Une « base validée publiquement » par Manuel Valls a salué Emmanuel Tjibaou. « Les accords de Matignon et de Nouméa, avec la perspective du processus de décolonisation sont (…) le socle de nos discussions. Elles sont mon ADN » avait en effet déclaré mardi dernier le ministre des Outre-mer, lors des QAG, interpellé d’ailleurs par Emmanuel Tjibaou.
Selon l’ancien président du Congrès calédonien, Roch Wamytan, Manuel Valls « a reconnu que le processus de décolonisation est inachevé », assumant au passage une « responsabilité partagée » à la fois de l’État et des partenaires politiques calédoniens. « Il faut donc poursuivre le processus de décolonisation et d’émancipation de la Nouvelle-Calédonie » ; « faire en sorte d’achever le transfert de compétences », y compris régaliennes ; revenir à « l’impartialité de l’État », le tout sous la supervision de l’ONU et du droit international.

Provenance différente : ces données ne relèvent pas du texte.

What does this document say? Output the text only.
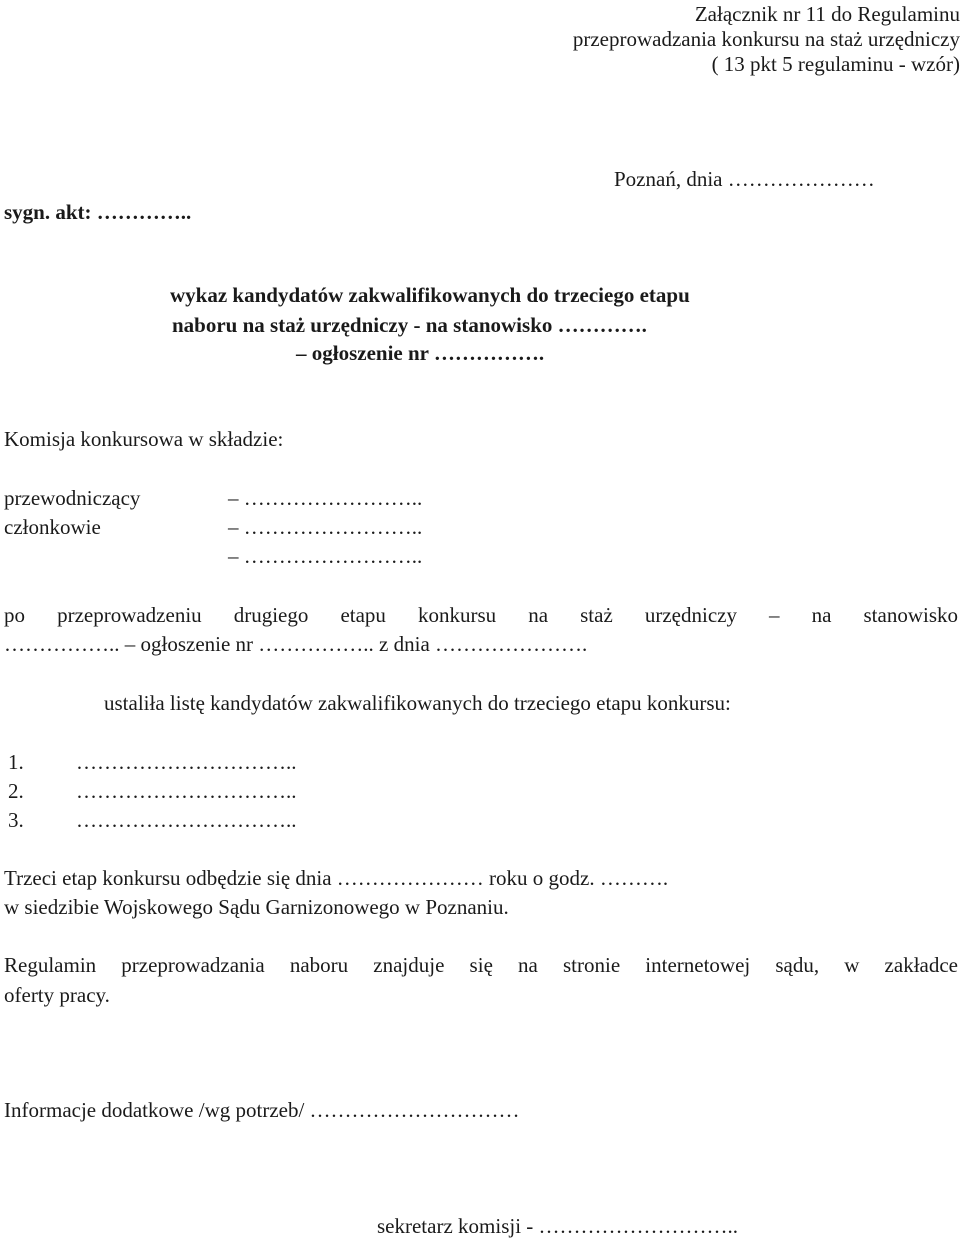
Załącznik nr 11 do Regulaminu
przeprowadzania konkursu na staż urzędniczy
( 13 pkt 5 regulaminu - wzór)
Poznań, dnia …………………
sygn. akt: …………..
wykaz kandydatów zakwalifikowanych do trzeciego etapu
naboru na staż urzędniczy - na stanowisko ………….
– ogłoszenie nr …………….
Komisja konkursowa w składzie:
przewodniczący	– ……………………..
członkowie	– ……………………..
– ……………………..
po przeprowadzeniu drugiego etapu konkursu na staż urzędniczy – na stanowisko
…………….. – ogłoszenie nr …………….. z dnia ………………….
ustaliła listę kandydatów zakwalifikowanych do trzeciego etapu konkursu:
1. …………………………..
2. …………………………..
3. …………………………..
Trzeci etap konkursu odbędzie się dnia ………………… roku o godz. ……….
w siedzibie Wojskowego Sądu Garnizonowego w Poznaniu.
Regulamin przeprowadzania naboru znajduje się na stronie internetowej sądu, w zakładce
oferty pracy.
Informacje dodatkowe /wg potrzeb/ …………………………
sekretarz komisji - ………………………..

Une condition importante pour le FLNKS : « le droit international est un bouclier pour nous » estime Omayra Naisseline, qui salue « les échanges riches avec le ministre » et assure que « les bilatérales avec l’État vont se poursuivre ». « L’État s’entête dans son droit, mais il y a aussi le droit international qui défend la dignité du peuple autochtone » ajoute le président du RDO, Alosio Sako, rappelant que la Nouvelle-Calédonie demeure inscrite sur la liste onusienne des territoires à décoloniser. Par conséquent, le FLNKS demande la participation d'experts onusiens aux négociations entre l'État et les partenaires calédoniens.
Emmanuel Tjibaou a, également rappelé la trajectoire du FLNKS : la pleine souveraineté avec éventuellement des accords avec la France. « La souveraineté partagée ne peut être qu’une phase transitoire. C’est le processus amorcé en 1983 à Nainville-les-Roches, qui a commencé en 1988 et qu’on finalise aujourd’hui. C’est là où on demande à l’État d’assumer ses responsabilités, nous on n’a pas changé de discours (…). Si aujourd’hui, on doit négocier, c’est sur quelle durée cette transition se fait ».
Sur le manque de neutralité des précédents gouvernements, critiqué par plusieurs formations politiques indépendantistes comme non indépendantistes, Emmanuel Tjibaou souligne un Manuel Valls qui « prend compte l’équidistance » entre l’État et ses partenaires politiques, « gage de responsabilité ». Mais il prévient : au-delà des « paroles », il faudra des « actes ». « Édouard Philippe avait sécurisé cette impartialité, qui s'est par la suite effilochée », a par ailleurs remarqué le président du groupe Gauche démocrate et Républicaine, André Chassaigne, présent à cette conférence.
Pour la suite, « les discussions doivent se faire à Nouméa » rappellent les membres de la délégation, accueillant la venue prochaine du ministre comme « une réponse positive » à cette demande. En attendant l’arrivée de Manuel Valls, la délégation du FLNKS doit rendre compte de cette semaine de bilatérales à son bureau politique, avant de « rapidement statuer sur la suite à donner aux échanges avec l’État ». Reste en suspens la question du président du FLNKS, Christian Tein, toujours incarcéré à Mulhouse, et dont la participation aux discussions figure parmi les revendications du Front indépendantiste.